Once the instance is deleted, we can observe whether our Lambda function successfully identifies and removes any associated snapshots.

Follow these steps:

  1. Terminate the EC2 Instance:

    • Navigate to the created EC2 instance and terminate it.
  2. Set Up the Lambda Function:

    • Navigate to the created Lambda function.

    • Under the Code section in lambda_function paste the above Python code for your Lambda function.

    • Ensure that your code includes the necessary imports (e.g., import boto3) and the lambda_handler function.

  • Once your function passes testing, you can deploy it by clicking on the Deploy button.
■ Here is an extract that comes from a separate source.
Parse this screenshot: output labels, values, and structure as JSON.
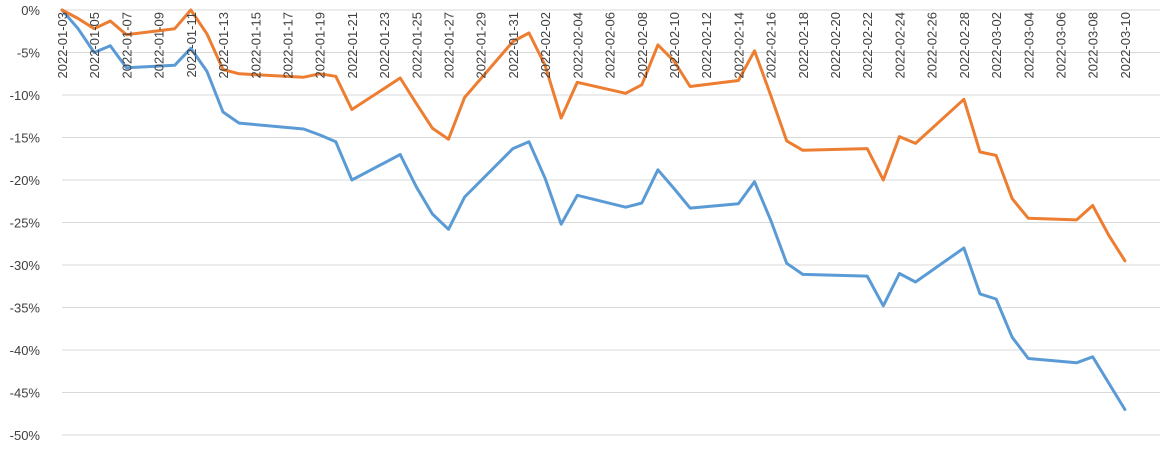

The Lambda function automatically finds and deletes these stale snapshots, helping you manage your AWS expenses more efficiently.

By following these steps, you can test whether the Lambda function effectively identifies and deletes the stale snapshots, thus optimizing your AWS storage costs.

Conclusion

In this project, we’ve implemented a solution to automate the identification and deletion of stale EBS snapshots, leveraging AWS Lambda and Boto3. By optimizing storage usage, we have reduced costs and improved resource efficiency. This project demonstrates the effectiveness of automation in driving cost optimization within AWS, setting the stage for continued success in our cloud management endeavors.